Rather than being an equal part of the Nabucco supply chain, Turkey wants to leverage its geographical position and turn itself into a gas provider for Europe – at a very hefty price for Europe. Recep Tayyip Erdoğan, the prime minister of Turkey, is hoping to get away with buying Azeri gas cheaply and re-selling it at an inflated price to Europe. That would not enhance Europe's energy security and would squeeze profits out of the Caspian states.
Azerbaijan has little leverage over Turkey: it depends on Turkey for political and security support. So Baku is counting on Brussels to get Ankara to play ball. But it is failing to do so – and the reason has less to do with Russia's efforts to create the rival South Stream pipeline than Europeans are prepared to admit.
In fact, Europe could learn something from how Russia and Iran do things. The current and former Russian presidents have each made personal appearances in the Caspian region, and each time an offer was put on the table.
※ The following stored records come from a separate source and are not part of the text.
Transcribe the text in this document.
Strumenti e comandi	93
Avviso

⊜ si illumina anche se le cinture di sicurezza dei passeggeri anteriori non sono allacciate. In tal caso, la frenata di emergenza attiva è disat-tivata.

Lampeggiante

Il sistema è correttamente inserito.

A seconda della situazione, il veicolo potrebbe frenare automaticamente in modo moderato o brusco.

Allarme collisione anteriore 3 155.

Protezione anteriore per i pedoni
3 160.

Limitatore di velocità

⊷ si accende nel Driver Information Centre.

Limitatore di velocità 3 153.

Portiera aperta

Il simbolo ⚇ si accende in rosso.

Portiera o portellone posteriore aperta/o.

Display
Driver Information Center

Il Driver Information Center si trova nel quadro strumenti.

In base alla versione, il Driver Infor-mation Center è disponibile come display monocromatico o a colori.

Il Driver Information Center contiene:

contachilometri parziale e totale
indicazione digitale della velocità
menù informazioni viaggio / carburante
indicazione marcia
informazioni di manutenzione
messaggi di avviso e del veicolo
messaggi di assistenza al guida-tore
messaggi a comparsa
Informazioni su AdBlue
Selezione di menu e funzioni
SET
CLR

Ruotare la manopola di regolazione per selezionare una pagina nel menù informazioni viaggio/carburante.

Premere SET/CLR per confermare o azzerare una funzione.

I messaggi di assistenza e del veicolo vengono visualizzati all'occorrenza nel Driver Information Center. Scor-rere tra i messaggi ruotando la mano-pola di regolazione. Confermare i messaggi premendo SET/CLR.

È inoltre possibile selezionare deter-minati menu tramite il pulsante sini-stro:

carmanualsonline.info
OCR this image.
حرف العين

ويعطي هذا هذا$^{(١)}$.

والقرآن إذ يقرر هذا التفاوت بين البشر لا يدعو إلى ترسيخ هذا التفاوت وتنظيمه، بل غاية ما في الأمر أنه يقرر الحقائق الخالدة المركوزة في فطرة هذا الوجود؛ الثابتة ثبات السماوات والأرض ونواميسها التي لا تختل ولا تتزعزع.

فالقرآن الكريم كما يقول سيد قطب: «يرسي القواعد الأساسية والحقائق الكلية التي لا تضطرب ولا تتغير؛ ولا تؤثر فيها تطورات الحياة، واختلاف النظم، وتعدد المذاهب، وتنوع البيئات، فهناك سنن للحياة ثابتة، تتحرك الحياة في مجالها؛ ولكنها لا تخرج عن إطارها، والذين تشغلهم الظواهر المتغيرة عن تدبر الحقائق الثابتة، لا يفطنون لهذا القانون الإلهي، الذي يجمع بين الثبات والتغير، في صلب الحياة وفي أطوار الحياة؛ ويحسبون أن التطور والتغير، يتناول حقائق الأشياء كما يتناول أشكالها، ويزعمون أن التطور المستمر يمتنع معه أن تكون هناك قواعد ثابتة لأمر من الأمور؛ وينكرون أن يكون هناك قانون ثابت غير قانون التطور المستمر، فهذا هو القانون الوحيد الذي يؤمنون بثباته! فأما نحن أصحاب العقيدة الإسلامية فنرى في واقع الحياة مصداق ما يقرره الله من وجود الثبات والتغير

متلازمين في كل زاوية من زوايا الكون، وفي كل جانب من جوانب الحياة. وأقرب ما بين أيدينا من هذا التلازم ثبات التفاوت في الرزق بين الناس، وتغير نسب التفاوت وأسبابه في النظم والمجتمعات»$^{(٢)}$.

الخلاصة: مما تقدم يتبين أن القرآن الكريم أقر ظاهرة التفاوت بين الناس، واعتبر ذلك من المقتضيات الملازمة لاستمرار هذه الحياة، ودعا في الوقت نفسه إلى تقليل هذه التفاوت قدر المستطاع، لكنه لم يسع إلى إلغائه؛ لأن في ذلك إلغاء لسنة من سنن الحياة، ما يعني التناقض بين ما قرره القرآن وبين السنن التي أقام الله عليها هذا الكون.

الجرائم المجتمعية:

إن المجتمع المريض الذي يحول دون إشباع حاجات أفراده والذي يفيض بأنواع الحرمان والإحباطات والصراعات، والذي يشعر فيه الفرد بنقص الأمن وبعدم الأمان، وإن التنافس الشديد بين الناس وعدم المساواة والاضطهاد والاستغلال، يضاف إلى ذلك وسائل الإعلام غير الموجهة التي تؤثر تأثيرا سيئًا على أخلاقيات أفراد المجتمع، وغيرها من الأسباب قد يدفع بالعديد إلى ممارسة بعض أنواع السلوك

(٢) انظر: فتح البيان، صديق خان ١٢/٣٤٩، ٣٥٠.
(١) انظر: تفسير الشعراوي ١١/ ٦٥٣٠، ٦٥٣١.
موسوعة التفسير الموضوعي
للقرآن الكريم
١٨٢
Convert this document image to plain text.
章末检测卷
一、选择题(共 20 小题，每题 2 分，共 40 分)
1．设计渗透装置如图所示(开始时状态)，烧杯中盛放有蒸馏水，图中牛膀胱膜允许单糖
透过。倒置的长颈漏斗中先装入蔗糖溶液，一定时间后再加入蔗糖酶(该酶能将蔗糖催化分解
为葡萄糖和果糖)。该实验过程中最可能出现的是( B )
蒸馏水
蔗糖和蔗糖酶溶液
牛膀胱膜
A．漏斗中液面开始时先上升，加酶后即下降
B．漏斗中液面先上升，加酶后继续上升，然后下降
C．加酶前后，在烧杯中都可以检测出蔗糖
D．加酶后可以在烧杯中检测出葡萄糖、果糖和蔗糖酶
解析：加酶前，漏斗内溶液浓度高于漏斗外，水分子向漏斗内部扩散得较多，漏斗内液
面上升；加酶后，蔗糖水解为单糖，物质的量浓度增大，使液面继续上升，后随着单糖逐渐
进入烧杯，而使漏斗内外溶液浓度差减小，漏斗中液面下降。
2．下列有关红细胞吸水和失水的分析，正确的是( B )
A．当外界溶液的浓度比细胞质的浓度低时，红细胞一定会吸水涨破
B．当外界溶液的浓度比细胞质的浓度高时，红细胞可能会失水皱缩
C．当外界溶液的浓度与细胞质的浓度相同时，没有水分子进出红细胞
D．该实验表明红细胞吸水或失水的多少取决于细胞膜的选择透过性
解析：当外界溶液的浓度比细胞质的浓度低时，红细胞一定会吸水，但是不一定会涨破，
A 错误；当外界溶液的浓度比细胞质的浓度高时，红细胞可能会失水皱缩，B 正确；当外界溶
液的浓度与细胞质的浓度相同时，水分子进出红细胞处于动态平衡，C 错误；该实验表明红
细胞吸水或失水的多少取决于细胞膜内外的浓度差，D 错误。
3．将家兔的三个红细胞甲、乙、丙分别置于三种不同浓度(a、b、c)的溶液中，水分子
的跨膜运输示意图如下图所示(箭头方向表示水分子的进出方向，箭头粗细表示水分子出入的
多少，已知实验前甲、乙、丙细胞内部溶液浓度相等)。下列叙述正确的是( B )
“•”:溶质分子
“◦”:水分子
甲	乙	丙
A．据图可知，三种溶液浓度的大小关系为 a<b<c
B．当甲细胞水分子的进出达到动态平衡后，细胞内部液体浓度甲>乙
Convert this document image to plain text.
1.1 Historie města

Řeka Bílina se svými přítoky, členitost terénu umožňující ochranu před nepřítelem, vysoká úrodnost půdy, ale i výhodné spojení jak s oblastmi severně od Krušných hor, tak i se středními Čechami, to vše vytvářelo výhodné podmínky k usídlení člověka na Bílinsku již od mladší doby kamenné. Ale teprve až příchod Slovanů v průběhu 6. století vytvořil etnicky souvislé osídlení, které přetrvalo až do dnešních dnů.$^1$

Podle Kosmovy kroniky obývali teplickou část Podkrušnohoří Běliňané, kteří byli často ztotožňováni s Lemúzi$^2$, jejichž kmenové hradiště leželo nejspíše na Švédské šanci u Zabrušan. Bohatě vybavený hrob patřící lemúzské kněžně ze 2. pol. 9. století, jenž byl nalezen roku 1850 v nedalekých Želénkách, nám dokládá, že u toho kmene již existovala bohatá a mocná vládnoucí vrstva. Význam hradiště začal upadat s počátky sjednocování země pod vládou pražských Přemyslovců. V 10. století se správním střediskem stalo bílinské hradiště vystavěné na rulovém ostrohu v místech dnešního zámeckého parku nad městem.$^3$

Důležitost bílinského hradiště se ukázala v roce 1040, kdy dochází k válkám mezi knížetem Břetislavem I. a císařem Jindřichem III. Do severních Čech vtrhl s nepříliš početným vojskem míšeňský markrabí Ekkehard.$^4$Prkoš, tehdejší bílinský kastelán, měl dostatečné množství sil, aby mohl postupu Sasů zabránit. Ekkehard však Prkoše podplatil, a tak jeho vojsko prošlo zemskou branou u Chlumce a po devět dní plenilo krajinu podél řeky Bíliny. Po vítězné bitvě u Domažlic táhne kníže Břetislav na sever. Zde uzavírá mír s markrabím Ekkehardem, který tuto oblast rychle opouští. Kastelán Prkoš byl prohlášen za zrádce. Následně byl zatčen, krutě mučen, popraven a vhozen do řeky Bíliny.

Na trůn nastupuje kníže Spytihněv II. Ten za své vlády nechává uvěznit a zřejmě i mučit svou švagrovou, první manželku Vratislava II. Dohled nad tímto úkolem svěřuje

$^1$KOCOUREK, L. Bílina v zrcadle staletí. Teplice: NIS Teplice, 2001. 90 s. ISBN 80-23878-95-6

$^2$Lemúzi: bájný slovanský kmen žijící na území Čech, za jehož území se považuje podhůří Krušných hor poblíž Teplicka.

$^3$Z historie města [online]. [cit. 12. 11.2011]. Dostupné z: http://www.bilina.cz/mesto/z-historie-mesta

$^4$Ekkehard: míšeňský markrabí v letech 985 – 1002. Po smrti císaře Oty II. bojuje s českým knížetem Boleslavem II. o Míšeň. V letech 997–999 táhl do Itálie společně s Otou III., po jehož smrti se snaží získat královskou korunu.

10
Just a few weeks ago, the Iranians did the same – sending a top-level official to Azerbaijan with an offer in hand.
By contrast, Europe organises energy conferences – one after the other. First there was the Budapest Nabucco conference organised by the Hungarian government in January. At the end of April, Bulgaria will hold an energy summit, just weeks before the first-ever EU-Caspian summit, which the Czech presidency of the EU is trying to organise in Prague for 7 May.
This is confusing Baku and Ashgabat, in Turkmenistan, and irritating those companies that are drilling in the Caspian region and financing exploration and extraction. What they want is someone to travel to the region with an offer in hand to buy Azeri and Turkmen gas. No senior European official, let alone president, has done that.
Mirek Topolánek, the Czech prime minister and chair of the EU's current presidency, did visit the Caspian region in mid-February to shore up presidential attendance at the EU-Caspian summit. But he should have gone to Turkey first, to get a confirmation from Erdoğan that he will attend. Without Erdoğan there is little prospect of a serious breakthrough; indeed, it was Erdoğan's last-minute absence that ensured the Budapest conference produced no results. Topolánek can still try to secure Erdoğan's attendance, but if Bulgaria presses forward with its planned conference in April, there will be no point in the EU holding a summit in May: there will be no new items on the agenda and no one will show up.
Europe's problem is that there are too many cooks, that it does too much talking and too little acting. This is why having French President Nicolas Sarkozy at the helm of the EU was such a breath of fresh air. The decisions he took and the speed at which he took them were not always to everyone's liking, but for those six months the EU at least took decisions with real global consequences and responded to crises in a timely manner.
A proactive Europe can be an energy partner in the Caspian. An internally-confused and initiative-obsessed Europe can be no more than a conference organiser.
Sofia should not need its own energy summit to feel part of the European energy supply solution. It would be much better if Bulgaria were to cancel its conference in April and instead send everyone an invitation to Prague for the EU-Caspian summit.
Borut Grgic is a nonresident senior fellow at the Atlantic Council. This article appeared previously appeared in European Voice.